1926 (100 years ago)
On Jan. 23, Eugene O’Neill’s The Great God Brown opened Off-Broadway at Greenwich Village Theatre. A full-length exploration of theatrical expressionism, the play uses masks to interrogate conflicts between the characters’ private lives and their public-facing personas. O’Neill’s plot also features a love triangle between architect Billy Brown, artist Dion, and Dion’s wife Margaret. Further complicating these dynamics are themes of capitalist competition, materialism, betrayal, and deception. Over the course of its nine-month run of over 200 performances, The Great God Brown received mixed reviews, with some lauding O’Neill’s play as a work of exemplary dramatic experimentation and others critiquing the writing as convoluted and boring.
1931 (95 years ago)
Having completed two-week engagements in Boston and Philadelphia in December 1930, the inaugural production of Green Grow the Lilacs by Lynn Riggs continued its out-of-town tryouts throughout January 1931, passing through Baltimore and Washington, D.C., before opening on Broadway at the end of the same month.
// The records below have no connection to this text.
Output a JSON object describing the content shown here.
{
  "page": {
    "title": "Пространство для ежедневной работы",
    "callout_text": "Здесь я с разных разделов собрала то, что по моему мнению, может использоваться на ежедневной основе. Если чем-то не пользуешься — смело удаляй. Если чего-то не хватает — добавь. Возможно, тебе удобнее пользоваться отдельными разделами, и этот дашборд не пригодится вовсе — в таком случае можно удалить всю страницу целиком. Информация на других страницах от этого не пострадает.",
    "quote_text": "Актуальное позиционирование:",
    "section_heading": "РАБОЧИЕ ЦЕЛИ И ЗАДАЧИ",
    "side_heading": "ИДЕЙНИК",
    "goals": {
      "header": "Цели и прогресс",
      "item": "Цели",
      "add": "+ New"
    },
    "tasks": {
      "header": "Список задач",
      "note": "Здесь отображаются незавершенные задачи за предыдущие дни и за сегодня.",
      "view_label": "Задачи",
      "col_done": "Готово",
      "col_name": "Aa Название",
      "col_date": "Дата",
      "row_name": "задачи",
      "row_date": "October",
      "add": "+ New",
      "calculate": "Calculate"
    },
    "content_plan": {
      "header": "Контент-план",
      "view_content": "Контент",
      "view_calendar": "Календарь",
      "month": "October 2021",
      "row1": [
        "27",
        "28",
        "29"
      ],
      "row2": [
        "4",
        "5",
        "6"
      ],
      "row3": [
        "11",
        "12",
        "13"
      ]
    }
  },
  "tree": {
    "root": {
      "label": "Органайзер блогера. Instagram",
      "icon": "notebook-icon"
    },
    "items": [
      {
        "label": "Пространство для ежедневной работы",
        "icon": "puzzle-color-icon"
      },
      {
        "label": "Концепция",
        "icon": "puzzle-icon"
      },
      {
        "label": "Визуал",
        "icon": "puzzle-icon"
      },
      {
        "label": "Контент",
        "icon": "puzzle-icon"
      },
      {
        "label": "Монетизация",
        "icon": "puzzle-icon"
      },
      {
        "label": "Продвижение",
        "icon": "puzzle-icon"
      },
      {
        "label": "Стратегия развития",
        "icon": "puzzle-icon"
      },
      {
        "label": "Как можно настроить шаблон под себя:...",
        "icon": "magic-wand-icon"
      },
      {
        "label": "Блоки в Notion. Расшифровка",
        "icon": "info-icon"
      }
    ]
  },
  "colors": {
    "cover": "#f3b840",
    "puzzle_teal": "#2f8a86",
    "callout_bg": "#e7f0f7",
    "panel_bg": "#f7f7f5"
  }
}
Riggs, a gay man of Cherokee descent hailing from present-day Oklahoma, was praised for his nuanced characters and depiction of life in the Western United States. Set in “Indian territory” in 1900, seven years before the establishment of Oklahoma’s statehood, the play is uniquely structured as a set of six scenes, which portray farm life through the rivalries and infatuations of cowboy Curly, farmhand Jeeter, and farm girl Laurey. After the conclusion of its 64-show stint on Broadway, the play went on to inspire Rodgers and Hammerstein’s groundbreaking musical Oklahoma!, which premiered in 1943.
1996 (30 years ago)
In the early hours of Jan. 25, shortly after a dress rehearsal for his new musical Rent, Jonathan Larson died as a result of a misdiagnosed aortic dissection. The first preview of his adaptation of La Bohème, set in the East Village in the 1990s, was scheduled for that night, but was cancelled following news of the composer-lyricist-playwright’s sudden passing. In lieu of hosting public audiences, friends and family gathered at New York Theatre Workshop for a seated, reading-style showcase of Rent. Over the course of the reading, however, the event evolved into a more embodied performance, with actors channeling their recent loss into the work. This shift took hold when members of the cast spontaneously danced on tables during the musical’s iconic Act I finale track, “La Vie Bohème,” with the entirety of the second act being staged full-out. Following its run at New York Theatre Workshop, Rent transferred to Broadway, where it played for more than a decade. Larson would go on to posthumously win three Tony awards and the Pulitzer Prize in Drama.